Setelah manuver diplomatik yang berlarut -larut selama berminggu -minggu dan penjelasan yang ambigu, otoritas Thailand mendeportasi sekelompok lebih dari 40 Uighers ke Cina bulan lalu. Dikhawatirkan bahwa orang -orang itu akan mengancam untuk menganiaya, penahanan sewenang -wenang atau hal -hal yang lebih buruk setelah kedatangan mereka.

Menjelang deportasi terbaru, Departemen Luar Negeri AS telah memperingatkan beberapa kali tentang langkah ini dan meminta Bangkok untuk mematuhi kewajiban hukum internasionalnya. “Deportasi melanggar prinsip yang berlabuh dalam hukum internasional untuk tidak mengirim orang kembali ke negara -negara di mana mereka ditangguhkan pelanggaran hak asasi manusia yang serius,” kata deklarasi 27 Februari, hari deportasi.

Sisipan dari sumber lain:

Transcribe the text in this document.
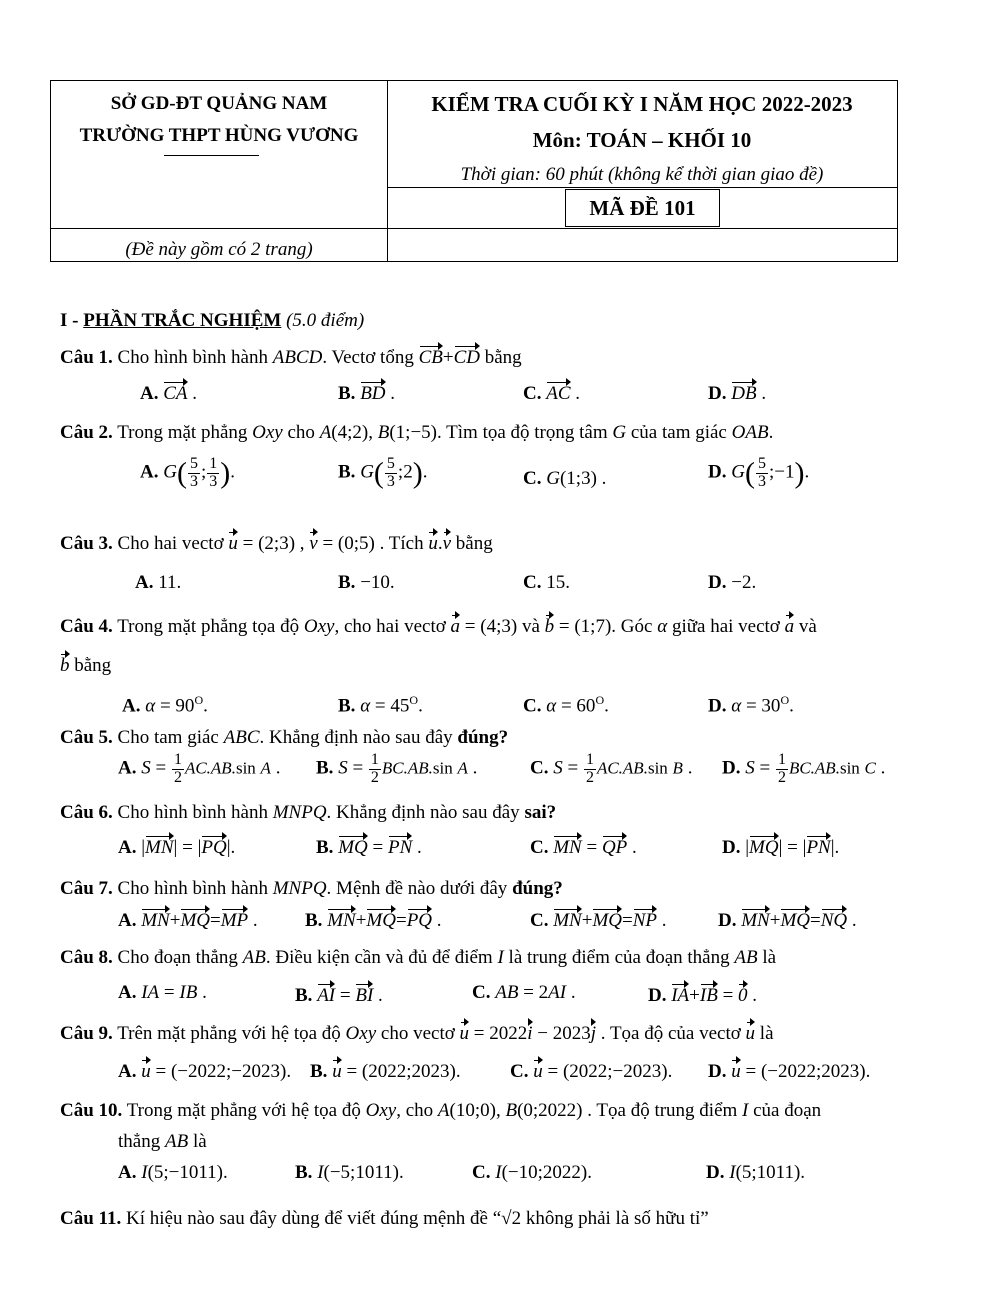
SỞ GD-ĐT QUẢNG NAM
TRƯỜNG THPT HÙNG VƯƠNG
KIỂM TRA CUỐI KỲ I NĂM HỌC 2022-2023
Môn: TOÁN – KHỐI 10
Thời gian: 60 phút (không kể thời gian giao đề)
MÃ ĐỀ 101
(Đề này gồm có 2 trang)
I - PHẦN TRẮC NGHIỆM (5.0 điểm)
Câu 1. Cho hình bình hành ABCD. Vectơ tổng CB+CD bằng
A. CA .	B. BD .	C. AC .	D. DB .
Câu 2. Trong mặt phẳng Oxy cho A(4;2), B(1;−5). Tìm tọa độ trọng tâm G của tam giác OAB.
A. $G( \frac{5}{3}$ ; $\frac{1}{3}$ ).	B. $G( \frac{5}{3}$ ;2).	C. G(1;3) .	D. $G( \frac{5}{3}$ ;−1).
Câu 3. Cho hai vectơ u = (2;3) , v = (0;5) . Tích u.v bằng
A. 11.	B. −10.	C. 15.	D. −2.
Câu 4. Trong mặt phẳng tọa độ Oxy, cho hai vectơ a = (4;3) và b = (1;7). Góc α giữa hai vectơ a và
b bằng
A. $\alpha = 90^O$.	B. $\alpha = 45^O$.	C. $\alpha = 60^O$.	D. $\alpha = 30^O$.
Câu 5. Cho tam giác ABC. Khẳng định nào sau đây đúng?
A. $S = \frac{1}{2} AC.AB.\sin$ A . B. $S = \frac{1}{2} BC.AB.\sin$ A .	C. $S = \frac{1}{2} AC.AB.\sin$ B . D. $S = \frac{1}{2} BC.AB.\sin$ C .
Câu 6. Cho hình bình hành MNPQ. Khẳng định nào sau đây sai?
A. |MN| = |PQ|.	B. MQ = PN .	C. MN = QP .	D. |MQ| = |PN|.
Câu 7. Cho hình bình hành MNPQ. Mệnh đề nào dưới đây đúng?
A. MN+MQ=MP . B. MN+MQ=PQ .	C. MN+MQ=NP .	D. MN+MQ=NQ .
Câu 8. Cho đoạn thẳng AB. Điều kiện cần và đủ để điểm I là trung điểm của đoạn thẳng AB là
A. IA = IB .	B. AI = BI .	C. AB = 2AI .	D. IA+IB = 0 .
Câu 9. Trên mặt phẳng với hệ tọa độ Oxy cho vectơ u = 2022i − 2023j . Tọa độ của vectơ u là
A. u = (−2022;−2023). B. u = (2022;2023).	C. u = (2022;−2023). D. u = (−2022;2023).
Câu 10. Trong mặt phẳng với hệ tọa độ Oxy, cho A(10;0), B(0;2022) . Tọa độ trung điểm I của đoạn
thẳng AB là
A. I(5;−1011).	B. I(−5;1011).	C. I(−10;2022).	D. I(5;1011).
Câu 11. Kí hiệu nào sau đây dùng để viết đúng mệnh đề “√2 không phải là số hữu tỉ”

Berbagai organisasi sayap kanan telah berkomentar dengan cara yang sama.

The Uigures, bahasa Turk, yang sebagian besar minoritas Muslim dari provinsi Cina barat laut Xinjiang, telah ditekan oleh otoritas Cina selama bertahun -tahun. Washington telah secara resmi menyebut pendekatan China sebagai “genosida”.

Deportasi baru -baru ini mengingatkan pada episode serupa dari 2015, ketika pemerintah Thailand memaksa lebih dari 100 pengungsi Uiguria yang pasti dikaitkan dengan Cina, yang memicu kemarahan dan protes global di seluruh dunia Muslim.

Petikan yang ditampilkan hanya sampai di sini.